Is there any difference in the mean Hb label between the two groups of children???
R source code:
###problem-05: In order to find out whether children with
#choronic diarrhea have the same average hemoglobin
#level(Hb) that is normally seen in healthy children in the same area
#, a random sample of 10 children with chonic diarrhea are selected and there
# Hb levels <g/dl) are obtained as follows:
# 12.3, 11.4, 14,2, 15.3, 14.8, 13.8, 11.1,15.1,15.8,13.2
#another random sample of 12 children with chonic diarrhea are
# 11.1, 17.2, 13.4, 15.2, 14.1, 13.0, 12.5, 11.5, 12.7, 14.5, 15.3, 14.0
# is there any differance between in mean Hb label between the two group of children???
##############Solution##############
#Ho: mue1=mue2
#H1: mue not equal mue2
level<- 0.05
alpha<- 0.05/2
alpha #0.025
data1<- c(12.3, 11.4, 14.2, 15.3, 14.8, 13.8, 11.1,15.1,15.8,13.2)
n1<- length(data1)
n1
s1<- sd(data1)
s1
x_ber1<- mean(data1)
x_ber1
data2<- c(11.1, 17.2, 13.4, 15.2, 14.1, 13.0, 12.5, 11.5, 12.7, 14.5, 15.3, 14.0)
n2<- length(data2)
n2
s2<- sd(data2)
s2
x_ber2<- mean(data2)
x_ber2
t_tab1<- qt(alpha, n1+n2-2)
t_tab1 #-2.085
t_tab2<- qt(1-alpha, n1+n2-2)
t_tab2 #2.085
####### Checking the variance equal or not ##########
boxplot(list(sample_1=data1, sample_2=data2), col="red")

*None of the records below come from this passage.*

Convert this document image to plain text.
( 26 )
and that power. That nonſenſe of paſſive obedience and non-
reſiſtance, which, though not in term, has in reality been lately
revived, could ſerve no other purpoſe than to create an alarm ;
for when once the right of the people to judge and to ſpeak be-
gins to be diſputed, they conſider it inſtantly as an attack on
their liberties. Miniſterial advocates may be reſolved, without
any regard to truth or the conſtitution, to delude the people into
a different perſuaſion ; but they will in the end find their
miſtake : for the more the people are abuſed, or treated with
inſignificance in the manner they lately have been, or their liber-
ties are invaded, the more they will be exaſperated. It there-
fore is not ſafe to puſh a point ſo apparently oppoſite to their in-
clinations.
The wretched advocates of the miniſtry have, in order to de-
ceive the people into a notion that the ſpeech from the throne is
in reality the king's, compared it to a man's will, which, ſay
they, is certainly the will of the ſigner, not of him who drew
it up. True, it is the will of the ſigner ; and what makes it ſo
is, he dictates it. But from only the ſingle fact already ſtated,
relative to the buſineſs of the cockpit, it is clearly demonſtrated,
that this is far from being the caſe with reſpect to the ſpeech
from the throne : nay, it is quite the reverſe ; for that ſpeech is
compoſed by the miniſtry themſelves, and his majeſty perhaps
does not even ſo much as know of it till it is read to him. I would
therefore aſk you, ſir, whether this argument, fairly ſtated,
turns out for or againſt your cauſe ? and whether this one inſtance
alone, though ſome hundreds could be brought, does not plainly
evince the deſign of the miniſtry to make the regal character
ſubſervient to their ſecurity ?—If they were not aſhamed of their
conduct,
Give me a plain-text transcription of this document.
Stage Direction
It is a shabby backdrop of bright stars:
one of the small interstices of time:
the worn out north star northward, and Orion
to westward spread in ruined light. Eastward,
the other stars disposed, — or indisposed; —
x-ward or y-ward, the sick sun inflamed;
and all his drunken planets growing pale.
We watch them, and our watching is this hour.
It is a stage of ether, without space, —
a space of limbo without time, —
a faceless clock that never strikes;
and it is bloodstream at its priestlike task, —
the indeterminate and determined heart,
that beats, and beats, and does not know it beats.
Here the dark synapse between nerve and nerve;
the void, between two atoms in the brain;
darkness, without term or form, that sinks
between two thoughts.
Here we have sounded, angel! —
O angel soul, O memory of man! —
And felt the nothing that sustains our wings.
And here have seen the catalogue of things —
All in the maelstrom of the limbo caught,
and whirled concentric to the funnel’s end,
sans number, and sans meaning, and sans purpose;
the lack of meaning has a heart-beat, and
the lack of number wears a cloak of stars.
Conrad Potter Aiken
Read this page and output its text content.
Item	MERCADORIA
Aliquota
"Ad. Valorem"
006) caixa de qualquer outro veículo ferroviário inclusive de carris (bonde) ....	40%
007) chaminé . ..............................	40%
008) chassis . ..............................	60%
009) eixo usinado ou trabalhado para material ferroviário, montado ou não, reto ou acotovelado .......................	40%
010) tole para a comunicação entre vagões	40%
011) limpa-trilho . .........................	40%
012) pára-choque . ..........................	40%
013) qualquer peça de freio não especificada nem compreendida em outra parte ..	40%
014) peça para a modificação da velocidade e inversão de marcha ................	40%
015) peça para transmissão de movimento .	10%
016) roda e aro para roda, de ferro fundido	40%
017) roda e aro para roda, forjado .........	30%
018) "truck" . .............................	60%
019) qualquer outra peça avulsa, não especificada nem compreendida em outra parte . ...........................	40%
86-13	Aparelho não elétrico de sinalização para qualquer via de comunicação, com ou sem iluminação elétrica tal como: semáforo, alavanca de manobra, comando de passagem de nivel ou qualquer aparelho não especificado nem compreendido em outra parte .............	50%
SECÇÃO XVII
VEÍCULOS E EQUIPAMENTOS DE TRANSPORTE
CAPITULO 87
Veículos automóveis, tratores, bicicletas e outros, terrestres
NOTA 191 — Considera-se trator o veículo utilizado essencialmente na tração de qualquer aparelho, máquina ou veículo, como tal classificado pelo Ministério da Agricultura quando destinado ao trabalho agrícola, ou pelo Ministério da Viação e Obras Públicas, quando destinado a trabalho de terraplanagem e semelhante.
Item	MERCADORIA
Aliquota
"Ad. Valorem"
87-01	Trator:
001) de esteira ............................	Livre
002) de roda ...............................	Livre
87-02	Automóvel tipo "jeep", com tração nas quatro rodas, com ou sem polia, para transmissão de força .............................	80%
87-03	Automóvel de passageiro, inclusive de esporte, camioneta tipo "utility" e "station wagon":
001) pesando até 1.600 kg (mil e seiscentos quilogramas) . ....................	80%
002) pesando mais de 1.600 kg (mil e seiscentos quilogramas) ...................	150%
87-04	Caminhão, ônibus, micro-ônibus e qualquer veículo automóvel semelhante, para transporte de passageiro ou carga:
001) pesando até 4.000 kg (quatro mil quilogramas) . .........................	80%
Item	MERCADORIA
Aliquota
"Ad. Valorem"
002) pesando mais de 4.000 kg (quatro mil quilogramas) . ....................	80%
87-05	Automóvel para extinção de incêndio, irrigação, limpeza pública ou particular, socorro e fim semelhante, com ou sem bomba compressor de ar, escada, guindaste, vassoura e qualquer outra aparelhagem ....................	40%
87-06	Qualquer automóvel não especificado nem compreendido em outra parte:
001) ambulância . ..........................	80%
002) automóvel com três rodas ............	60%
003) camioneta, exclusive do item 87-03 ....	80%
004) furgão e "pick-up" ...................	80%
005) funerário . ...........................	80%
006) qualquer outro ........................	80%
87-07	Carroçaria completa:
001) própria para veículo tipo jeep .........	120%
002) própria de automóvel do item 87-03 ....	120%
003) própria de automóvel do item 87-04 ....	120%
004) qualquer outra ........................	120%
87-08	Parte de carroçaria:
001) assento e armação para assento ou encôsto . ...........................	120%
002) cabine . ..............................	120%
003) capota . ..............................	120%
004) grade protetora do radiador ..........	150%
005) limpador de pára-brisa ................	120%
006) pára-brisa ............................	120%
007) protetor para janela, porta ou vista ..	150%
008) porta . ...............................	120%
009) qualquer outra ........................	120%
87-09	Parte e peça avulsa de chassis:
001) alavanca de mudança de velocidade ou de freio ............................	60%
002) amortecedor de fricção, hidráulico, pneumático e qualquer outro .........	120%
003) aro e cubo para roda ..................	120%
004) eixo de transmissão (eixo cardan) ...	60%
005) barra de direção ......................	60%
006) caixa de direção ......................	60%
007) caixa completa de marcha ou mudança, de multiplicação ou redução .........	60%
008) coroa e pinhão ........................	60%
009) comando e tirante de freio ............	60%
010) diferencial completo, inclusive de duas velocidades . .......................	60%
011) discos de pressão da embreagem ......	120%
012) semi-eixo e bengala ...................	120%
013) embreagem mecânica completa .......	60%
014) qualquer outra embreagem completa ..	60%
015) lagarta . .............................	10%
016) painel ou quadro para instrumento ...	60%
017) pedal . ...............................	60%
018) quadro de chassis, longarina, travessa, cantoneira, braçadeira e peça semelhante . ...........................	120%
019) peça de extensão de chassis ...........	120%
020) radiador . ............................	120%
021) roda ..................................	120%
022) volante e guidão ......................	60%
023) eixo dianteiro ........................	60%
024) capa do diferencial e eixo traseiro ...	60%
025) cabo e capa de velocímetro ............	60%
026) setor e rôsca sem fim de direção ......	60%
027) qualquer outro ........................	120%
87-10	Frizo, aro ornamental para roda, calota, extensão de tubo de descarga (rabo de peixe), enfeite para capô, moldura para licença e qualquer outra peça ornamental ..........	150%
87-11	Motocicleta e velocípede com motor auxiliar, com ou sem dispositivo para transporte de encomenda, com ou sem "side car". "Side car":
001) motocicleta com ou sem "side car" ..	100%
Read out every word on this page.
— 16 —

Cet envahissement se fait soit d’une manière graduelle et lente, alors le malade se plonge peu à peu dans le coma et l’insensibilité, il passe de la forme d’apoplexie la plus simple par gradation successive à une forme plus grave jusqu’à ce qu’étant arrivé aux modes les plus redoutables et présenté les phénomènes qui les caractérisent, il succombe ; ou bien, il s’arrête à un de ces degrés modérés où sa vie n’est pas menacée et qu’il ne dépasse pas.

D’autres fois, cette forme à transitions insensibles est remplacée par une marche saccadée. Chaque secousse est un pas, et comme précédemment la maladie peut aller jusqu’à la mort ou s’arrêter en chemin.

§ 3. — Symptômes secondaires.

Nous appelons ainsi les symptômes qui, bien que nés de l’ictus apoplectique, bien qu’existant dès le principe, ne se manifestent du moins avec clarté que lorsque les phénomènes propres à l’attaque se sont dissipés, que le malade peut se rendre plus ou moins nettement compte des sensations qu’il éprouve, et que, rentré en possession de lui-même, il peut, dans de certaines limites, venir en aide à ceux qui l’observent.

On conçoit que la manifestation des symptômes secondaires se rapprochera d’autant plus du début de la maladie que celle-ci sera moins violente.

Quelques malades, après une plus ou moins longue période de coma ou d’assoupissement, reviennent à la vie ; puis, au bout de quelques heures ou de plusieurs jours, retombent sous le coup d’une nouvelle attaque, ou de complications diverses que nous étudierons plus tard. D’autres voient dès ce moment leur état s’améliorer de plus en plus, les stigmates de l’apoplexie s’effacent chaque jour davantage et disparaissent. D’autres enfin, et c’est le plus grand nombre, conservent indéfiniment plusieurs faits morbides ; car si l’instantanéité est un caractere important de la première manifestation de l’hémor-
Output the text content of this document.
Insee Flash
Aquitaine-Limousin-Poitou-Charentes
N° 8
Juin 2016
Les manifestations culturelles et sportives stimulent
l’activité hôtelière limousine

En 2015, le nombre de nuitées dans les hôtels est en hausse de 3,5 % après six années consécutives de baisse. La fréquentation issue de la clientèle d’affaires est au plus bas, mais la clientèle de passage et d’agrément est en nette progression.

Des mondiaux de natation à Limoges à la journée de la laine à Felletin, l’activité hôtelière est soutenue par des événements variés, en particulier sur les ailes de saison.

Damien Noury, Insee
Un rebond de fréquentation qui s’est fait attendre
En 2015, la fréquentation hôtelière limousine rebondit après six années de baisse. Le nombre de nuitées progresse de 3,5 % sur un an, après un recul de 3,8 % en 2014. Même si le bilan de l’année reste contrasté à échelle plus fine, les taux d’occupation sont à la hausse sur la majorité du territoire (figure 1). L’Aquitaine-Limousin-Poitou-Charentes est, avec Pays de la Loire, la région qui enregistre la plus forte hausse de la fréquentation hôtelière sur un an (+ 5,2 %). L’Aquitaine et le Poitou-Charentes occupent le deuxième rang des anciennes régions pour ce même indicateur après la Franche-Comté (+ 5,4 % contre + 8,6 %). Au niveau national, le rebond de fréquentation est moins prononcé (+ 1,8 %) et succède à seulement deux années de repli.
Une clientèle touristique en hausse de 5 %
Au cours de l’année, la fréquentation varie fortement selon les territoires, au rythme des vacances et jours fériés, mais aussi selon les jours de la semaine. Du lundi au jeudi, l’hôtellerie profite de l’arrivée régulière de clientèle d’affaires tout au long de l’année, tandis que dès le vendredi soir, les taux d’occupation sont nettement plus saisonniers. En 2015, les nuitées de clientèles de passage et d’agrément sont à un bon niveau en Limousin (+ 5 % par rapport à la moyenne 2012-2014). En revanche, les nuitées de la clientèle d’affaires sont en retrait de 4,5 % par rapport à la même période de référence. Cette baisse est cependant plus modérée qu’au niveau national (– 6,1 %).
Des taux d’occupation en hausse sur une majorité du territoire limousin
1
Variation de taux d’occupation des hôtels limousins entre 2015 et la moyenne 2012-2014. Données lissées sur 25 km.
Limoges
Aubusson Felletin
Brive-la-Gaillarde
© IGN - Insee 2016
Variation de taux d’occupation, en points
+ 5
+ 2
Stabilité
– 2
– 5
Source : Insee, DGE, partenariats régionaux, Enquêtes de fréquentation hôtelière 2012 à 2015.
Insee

#If the middle line of both boxplot are very colse then is indicate equal variances.
ratio_sd<- s1/s2
ratio_sd # 0.961985 is close to 1, that's why we can say that they have equal variances.
sp<- sqrt((((n1-1)*s1^2)+((n2-1)*s2^2))/(n1+n2-2))
sp
t_cal<- (x_ber1 - x_ber2)/sqrt(sp^2*((1/n1)+(1/n2)))
t_cal # -0.01150547
#Comments: Ho is accepted, since t_cal= -0.0137 fall between the t_tab value of -2.085 to 2.085
######using p-value###
p_value<- 2*pt(t_cal, n1+n2-2)
p_value # 0.9891
#Comments: since p_value= 0.9891> 0.05, so Ho is accepted.
######### 95% Confidance Interval #########
CI<-c((x_ber1-x_ber2)+(t_tab1*sp*sqrt((1/n1)+(1/n2))), (x_ber1-x_ber2)+t_tab2*sp*sqrt((1/n1)+(1/n2)))
CI # -1.519183 1.502516
# -1.519183 Cofidance interval 95% lower
# 1.502516 Cofidance interval 95% upper
######### Using t.test function ##########
?t.test
t.test(data1, data2, alternative="two.sided", mu=0, paired= FALSE, conf.level=0.95)
######################## For Another Alternative hypothesis #############
# Ho: mue1=mue2
#H1: mue1>mue2
t_cal # -0.0137
?qt
t_tabx<- qt(0.05, n1+n2-2, lower.tail=FALSE)
t_tabx #1.724718
#Comments: Ho is accepted, since t_cal<t_cal.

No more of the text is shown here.